Several loud cheers of "yeah!" followed by laughter could be heard in the Expo Hall at the Florida State Fairgrounds in response to Blitzer's question.
You can watch the exchange below:
Paul disagreed with the audience on that front. "No," he responded, noting he practiced medicine before Medicaid when churches took care of medical costs--a comment that drew wide audience applause. "We never turned anybody away from the hospital."
Paul voiced support for legalizing alternative health care and argued that the reason medical costs have skyrocketed is that individuals have stopped taking personal responsibility for their health care.
Though Paul spoke to the larger issues of health care and government-backed health insurance--both pivotal in the 2012 election--the audience's reaction has overshadowed the substance of the exchange between the candidates. And the day after the event, Texas Gov. Rick Perry offered his own criticism of the audience response.

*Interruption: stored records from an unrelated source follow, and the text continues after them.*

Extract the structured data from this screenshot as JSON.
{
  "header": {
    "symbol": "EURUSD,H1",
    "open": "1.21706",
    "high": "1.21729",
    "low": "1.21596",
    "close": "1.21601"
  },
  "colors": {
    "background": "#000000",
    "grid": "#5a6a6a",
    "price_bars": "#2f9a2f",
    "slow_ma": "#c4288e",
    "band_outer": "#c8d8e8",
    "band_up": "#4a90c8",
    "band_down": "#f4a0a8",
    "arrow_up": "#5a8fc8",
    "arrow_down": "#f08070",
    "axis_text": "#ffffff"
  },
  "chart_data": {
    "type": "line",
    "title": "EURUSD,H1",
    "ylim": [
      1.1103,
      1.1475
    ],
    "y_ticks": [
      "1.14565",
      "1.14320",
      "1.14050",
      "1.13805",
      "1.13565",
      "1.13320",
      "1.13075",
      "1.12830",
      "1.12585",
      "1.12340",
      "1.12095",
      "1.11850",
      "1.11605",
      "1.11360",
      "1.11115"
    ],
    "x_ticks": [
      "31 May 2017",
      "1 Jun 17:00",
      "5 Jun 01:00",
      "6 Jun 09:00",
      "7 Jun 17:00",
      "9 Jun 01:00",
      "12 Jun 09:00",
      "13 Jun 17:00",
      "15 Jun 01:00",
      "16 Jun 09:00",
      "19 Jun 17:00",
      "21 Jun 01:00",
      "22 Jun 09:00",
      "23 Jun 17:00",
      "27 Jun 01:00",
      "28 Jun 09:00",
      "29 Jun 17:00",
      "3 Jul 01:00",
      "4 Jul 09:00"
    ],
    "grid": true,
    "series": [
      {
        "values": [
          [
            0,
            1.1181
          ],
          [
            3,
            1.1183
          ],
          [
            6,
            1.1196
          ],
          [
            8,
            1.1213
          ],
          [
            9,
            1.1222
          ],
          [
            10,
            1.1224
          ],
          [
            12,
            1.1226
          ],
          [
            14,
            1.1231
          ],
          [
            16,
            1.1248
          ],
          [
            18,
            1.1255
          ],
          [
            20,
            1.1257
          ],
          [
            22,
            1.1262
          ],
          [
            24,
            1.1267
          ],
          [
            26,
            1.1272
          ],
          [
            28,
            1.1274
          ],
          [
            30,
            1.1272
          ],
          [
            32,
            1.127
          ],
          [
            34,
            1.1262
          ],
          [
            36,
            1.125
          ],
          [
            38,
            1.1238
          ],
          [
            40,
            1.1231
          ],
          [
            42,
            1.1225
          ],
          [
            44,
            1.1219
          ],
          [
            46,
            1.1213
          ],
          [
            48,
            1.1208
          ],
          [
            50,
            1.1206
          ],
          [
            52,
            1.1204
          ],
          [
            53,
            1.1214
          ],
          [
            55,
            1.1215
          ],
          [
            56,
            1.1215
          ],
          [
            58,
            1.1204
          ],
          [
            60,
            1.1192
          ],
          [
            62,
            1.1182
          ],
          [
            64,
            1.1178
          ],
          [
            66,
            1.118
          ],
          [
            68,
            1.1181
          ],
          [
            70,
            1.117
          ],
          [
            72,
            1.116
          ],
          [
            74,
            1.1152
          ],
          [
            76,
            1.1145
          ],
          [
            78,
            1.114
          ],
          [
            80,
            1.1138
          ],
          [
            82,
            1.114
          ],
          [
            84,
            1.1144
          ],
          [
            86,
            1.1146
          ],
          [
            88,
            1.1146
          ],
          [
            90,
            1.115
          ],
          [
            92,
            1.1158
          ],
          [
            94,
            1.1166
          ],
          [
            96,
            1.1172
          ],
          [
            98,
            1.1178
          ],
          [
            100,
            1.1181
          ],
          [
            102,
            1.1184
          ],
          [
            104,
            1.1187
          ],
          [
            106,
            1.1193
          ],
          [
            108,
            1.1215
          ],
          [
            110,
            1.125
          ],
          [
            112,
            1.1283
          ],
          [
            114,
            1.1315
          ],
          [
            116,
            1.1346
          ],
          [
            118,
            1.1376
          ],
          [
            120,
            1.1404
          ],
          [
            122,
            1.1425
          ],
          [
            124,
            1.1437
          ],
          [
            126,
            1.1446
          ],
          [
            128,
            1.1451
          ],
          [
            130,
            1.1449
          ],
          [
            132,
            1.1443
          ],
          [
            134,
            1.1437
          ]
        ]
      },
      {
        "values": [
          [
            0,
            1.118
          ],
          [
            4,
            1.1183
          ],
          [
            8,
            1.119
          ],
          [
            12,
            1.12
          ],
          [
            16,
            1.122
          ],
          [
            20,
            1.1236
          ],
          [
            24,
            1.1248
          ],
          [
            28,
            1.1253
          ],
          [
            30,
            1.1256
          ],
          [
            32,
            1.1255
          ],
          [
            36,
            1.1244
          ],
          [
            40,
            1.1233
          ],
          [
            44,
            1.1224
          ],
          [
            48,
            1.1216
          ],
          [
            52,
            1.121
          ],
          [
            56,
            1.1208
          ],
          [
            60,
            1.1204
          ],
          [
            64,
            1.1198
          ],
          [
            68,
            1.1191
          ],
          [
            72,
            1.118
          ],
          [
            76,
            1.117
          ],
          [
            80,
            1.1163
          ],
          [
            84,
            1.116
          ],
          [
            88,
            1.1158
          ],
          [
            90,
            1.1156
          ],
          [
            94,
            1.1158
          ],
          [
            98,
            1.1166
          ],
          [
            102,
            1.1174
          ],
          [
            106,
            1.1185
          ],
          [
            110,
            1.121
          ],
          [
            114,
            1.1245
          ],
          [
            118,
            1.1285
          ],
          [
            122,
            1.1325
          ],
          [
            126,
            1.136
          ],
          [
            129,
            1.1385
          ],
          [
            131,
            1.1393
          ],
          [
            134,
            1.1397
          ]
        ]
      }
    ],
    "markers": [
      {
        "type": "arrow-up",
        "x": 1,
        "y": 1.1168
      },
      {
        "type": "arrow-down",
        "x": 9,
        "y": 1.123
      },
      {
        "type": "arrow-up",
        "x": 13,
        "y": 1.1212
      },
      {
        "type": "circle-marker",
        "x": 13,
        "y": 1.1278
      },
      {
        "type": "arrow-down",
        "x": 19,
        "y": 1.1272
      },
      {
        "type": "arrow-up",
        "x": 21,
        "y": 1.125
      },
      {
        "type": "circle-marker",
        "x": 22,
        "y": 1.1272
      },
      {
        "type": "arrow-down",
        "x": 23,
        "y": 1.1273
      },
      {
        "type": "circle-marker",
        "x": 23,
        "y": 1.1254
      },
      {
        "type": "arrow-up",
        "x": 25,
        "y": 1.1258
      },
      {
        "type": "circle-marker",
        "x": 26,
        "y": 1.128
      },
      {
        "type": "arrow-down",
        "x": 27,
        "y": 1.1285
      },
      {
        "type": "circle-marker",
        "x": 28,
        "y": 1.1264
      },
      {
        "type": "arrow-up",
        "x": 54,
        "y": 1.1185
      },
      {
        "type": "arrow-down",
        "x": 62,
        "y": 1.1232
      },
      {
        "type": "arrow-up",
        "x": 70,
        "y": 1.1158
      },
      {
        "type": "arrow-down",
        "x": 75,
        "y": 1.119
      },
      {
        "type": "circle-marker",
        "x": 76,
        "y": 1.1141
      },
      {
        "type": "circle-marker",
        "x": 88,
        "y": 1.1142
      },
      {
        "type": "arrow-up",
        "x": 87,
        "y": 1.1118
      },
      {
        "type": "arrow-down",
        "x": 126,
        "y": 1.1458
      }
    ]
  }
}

"I was a bit taken aback by that myself," Perry told NBC News (http://firstread.msnbc.msn.com/_news/2011/09/13/7744165-perry-taken-aback-by-debate-crowd-reaction) and the Miami Herald of the audience reaction after appearing at a breakfast fundraiser in Tampa Tuesday morning.
"We're the party of life. We ought to be coming up with ways to save lives."
The campaigns for Mitt Romney and Michele Bachmann did not immediately respond to The Ticket's request for comment.
Conservative Andrew Sullivan writing for The Daily Beast's The Dish Tuesday (http://andrewsullivan.thedailybeast.com/2011/09/indecent.html) noted that the United States obligates society to save someone in an emergency room. "America, moreover, has a law on the books that makes it a crime not to treat and try to save a human being who walks into an emergency room. So we have already made that collective decision and if the GOP wants to revisit it, they can," Sullivan wrote.
Sullivan also decried the audience reaction, writing: "Maybe a tragedy like the death of a feckless twentysomething is inevitable if we are to restrain healthcare costs. But it is still a tragedy. It is not something a decent person cheers."